Credit: Roman Savin, FEFU press office
Scientists of Far Eastern Federal University (FEFU) won the Megascience-NICA competition of the Russian Foundation for Basic Research (RFBR) to support research on hadron and quark-gluon substances. A unique project in the field of theoretical physics to study the states of dense quark-gluon plasma led by Alexander Molochkov, the head of the Center for Chiral Biophotonics of the FEFU School of Biomedicine.
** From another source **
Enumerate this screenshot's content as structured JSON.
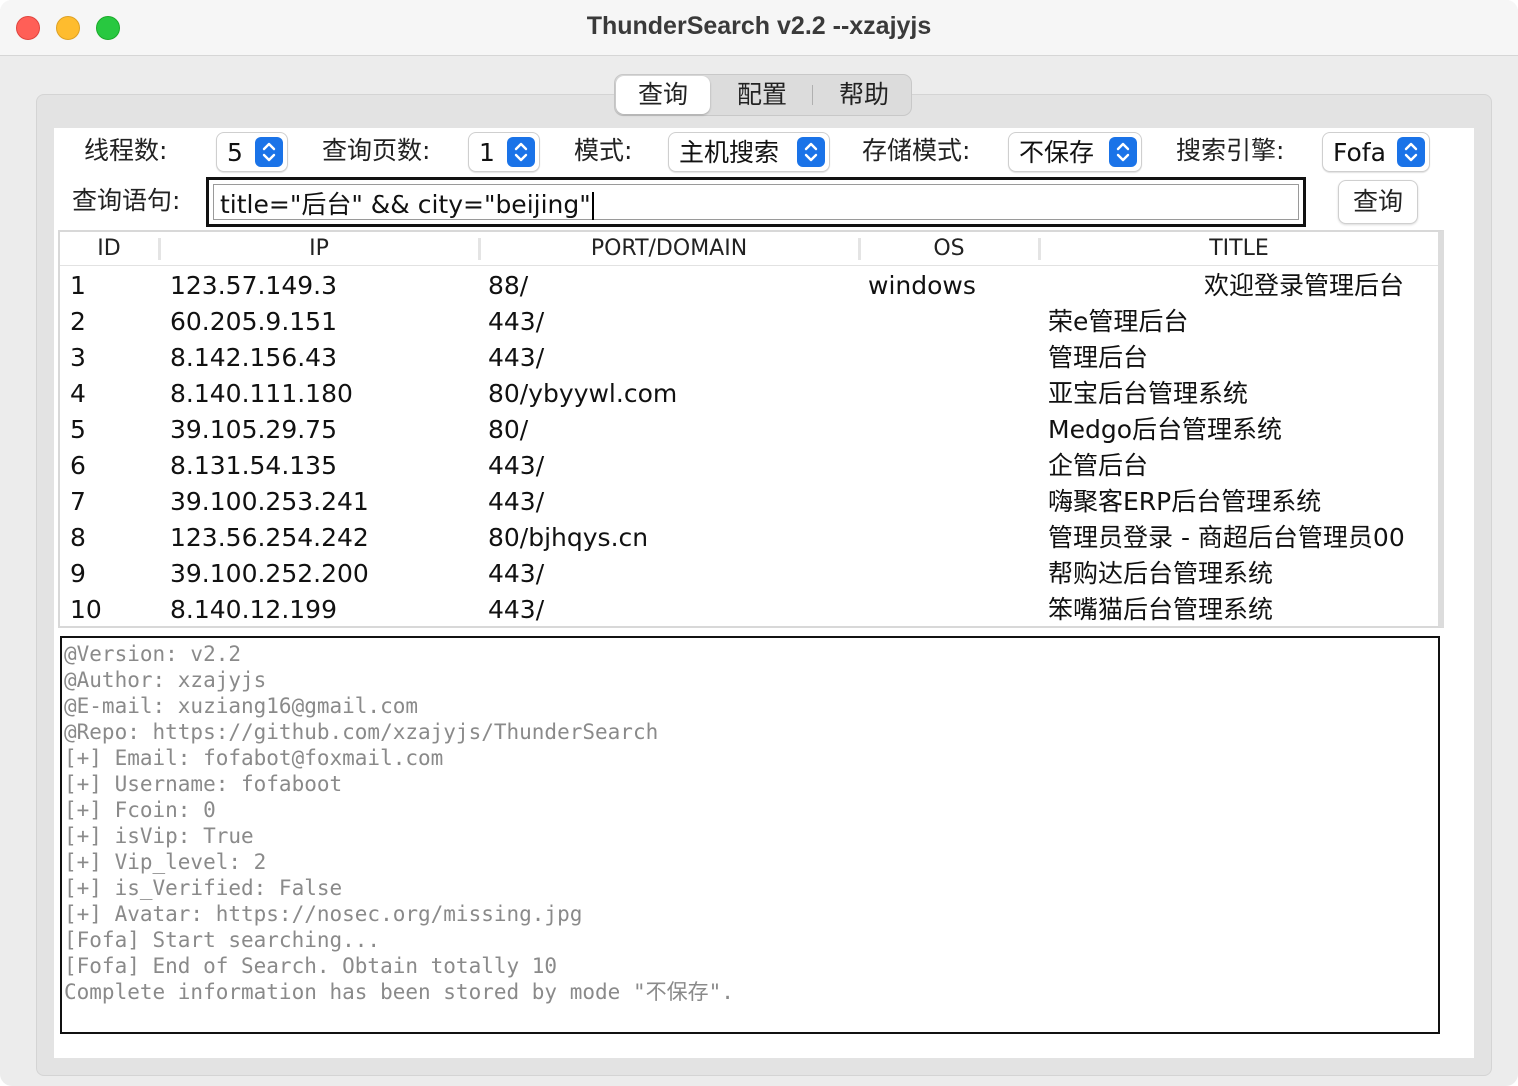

A special feature of the study is the simultaneous application of the two methods, i.e. quantum chromodynamics and machine learning (neural networks). Scientists believe that the neural network will allow extracting new information about the phase behavior of dense quark-gluon matter, based on numerical simulation data.
According to the modern scientific discourse, quarks and gluons are fundamental and indivisible components of matter.
“Presumably, in the first moments of the formation of the Universe, the substance was precisely in the state of quark-gluon plasma. One of the most interesting questions is how the properties of this substance modify along with a change in temperature and density, and under what conditions a normal hadron matter turns into quark-gluon plasma. The same interest is the study of cold dense quark matter, which can be found in super-dense celestial bodies, for example, neutron stars”, said Alexander Molochkov.
The study of the phase diagram of the quark-gluon matter is a topical issue of modern science. Scientific groups in almost all countries where fundamental research in the field of physics is conducted are trying to find it out.
The study of the properties of the quark-gluon plasma in FEFU has been engaged for more than ten years. A large team has been formed, which includes students, graduate students, and postdocs. In 2015, scientists won and successfully completed the project of the Russian Science Foundation (RSF) “Investigation of quark-gluon plasma using the methods of lattice quantum chromodynamics” under the guidance of Professor Atsushi Nakamura, University of Osaka (Japan). During this project, a toolkit has been developed that will be used in the new study.